Sendo assim, a Organização Mundial da Saúde (OMS) tornou oficial o uso do termo “infecção” no lugar de “doenças” nesses casos. Oficialmente no Brasil, a mudança de nomenclatura ocorreu em novembro de 2016, quando o setor responsável pelo assunto no Ministério da Saúde passou a ser chamado “Departamento de Vigilância, Prevenção e Controle das Infecções Sexualmente Transmissíveis, do HIV/Aids e das Hepatites Virais”. A alteração fez parte de um decreto assinado pelo então presidente da República, Michel Temer.

Quais são as principais infecções sexualmente transmissíveis?

Existem diversos tipos de infecções sexualmente transmissíveis, mas segundo o Ministério da Saúde, os exemplos mais conhecidos são:

  • Herpes genital;
  • Cancro mole (cancroide);
  • HPV;
  • Doença Inflamatória Pélvica (DIP);
  • Donovanose;
  • Gonorreia e infecção por Clamídia;
  • Linfogranuloma venéreo (LGV);
  • Sífilis;
  • Infecção pelo HTLV;
  • Infecção pelo HIV
  • Hepatites virais B e C
  • Tricomoníase.

Redução de Danos e prevenção combinada

A prevenção combinada é um conjunto de abordagens e estratégias que são utilizadas para ofertar possibilidades de cuidado e prevenção às ISTs, ao HIV/Aids e às hepatites virais.

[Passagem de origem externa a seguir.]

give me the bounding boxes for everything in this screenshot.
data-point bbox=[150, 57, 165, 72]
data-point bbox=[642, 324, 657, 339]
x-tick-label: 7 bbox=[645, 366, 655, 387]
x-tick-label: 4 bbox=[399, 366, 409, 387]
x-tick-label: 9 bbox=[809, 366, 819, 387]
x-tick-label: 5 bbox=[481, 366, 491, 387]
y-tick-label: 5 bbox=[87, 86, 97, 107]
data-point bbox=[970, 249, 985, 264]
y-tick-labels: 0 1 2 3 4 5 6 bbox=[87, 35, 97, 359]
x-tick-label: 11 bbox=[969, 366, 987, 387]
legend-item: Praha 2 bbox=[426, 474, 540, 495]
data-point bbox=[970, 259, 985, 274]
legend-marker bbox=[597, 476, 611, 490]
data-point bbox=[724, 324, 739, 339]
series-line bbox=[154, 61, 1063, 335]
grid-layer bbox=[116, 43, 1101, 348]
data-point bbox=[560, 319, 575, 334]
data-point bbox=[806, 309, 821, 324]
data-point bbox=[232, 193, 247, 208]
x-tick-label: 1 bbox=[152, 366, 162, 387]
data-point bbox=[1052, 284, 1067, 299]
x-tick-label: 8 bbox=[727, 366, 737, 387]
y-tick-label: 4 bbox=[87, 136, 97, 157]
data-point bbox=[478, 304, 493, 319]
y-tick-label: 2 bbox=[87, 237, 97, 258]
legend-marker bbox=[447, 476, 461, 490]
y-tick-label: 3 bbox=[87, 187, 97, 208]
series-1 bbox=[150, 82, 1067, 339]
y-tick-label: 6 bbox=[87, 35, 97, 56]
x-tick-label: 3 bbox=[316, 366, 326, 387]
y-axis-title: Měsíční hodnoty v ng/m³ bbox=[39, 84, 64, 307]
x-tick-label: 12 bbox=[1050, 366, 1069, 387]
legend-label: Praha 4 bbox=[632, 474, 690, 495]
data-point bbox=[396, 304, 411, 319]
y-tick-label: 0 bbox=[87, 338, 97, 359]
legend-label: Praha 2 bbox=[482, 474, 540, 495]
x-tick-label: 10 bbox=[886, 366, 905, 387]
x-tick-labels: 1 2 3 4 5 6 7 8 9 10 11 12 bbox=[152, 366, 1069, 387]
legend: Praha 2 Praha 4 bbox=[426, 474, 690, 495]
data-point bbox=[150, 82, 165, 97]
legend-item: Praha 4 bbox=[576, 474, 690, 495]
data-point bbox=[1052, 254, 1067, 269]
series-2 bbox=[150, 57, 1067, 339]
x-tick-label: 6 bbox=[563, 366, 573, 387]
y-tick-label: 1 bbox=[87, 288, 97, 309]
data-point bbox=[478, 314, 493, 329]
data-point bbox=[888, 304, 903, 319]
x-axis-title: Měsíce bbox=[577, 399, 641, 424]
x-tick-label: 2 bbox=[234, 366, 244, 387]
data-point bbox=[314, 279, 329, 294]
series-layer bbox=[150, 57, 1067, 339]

As estratégias propõem diferentes abordagens que vão desde a redução do risco de exposição ao vírus, por exemplo, com o uso de preservativos, profilaxia pré-exposição ao HIV (PrEP) e profilaxia pós-exposição ao HIV (PEP) até a oferta de informações para que cada pessoa possa pensar em estratégias de cuidado dentro do próprio contexto para evitar situações de risco.

Neste âmbito, as ações de redução de danos estão voltadas, principalmente, às pessoas que usam álcool e outras drogas, silicone líquido industrial e hormônios. O objetivo é evitar a transmissão, promover a melhoria da qualidade de vida e garantir o acesso à saúde. As ações podem variar desde a oferta de insumos para prevenir a transmissão sexual ou parenteral, por meio de intervenções comportamentais, até intervenções estruturais relacionadas à redução do estigma, de iniquidades e de barreiras de acesso à saúde.

De acordo com o Ministério da Saúde, as pessoas que usam álcool e outras drogas, independente do padrão de uso, são uma população desproporcionalmente afetada pelas ISTs, pelo HIV/Aids e pelas hepatites virais, seja em relação ao risco de exposição sexual ou pelo compartilhamento de objetos para uso de drogas. Além disso, o uso de drogas é uma prática encontrada em todas as demais populações-chave e prioritárias para o HIV, outras ISTs e as hepatites virais.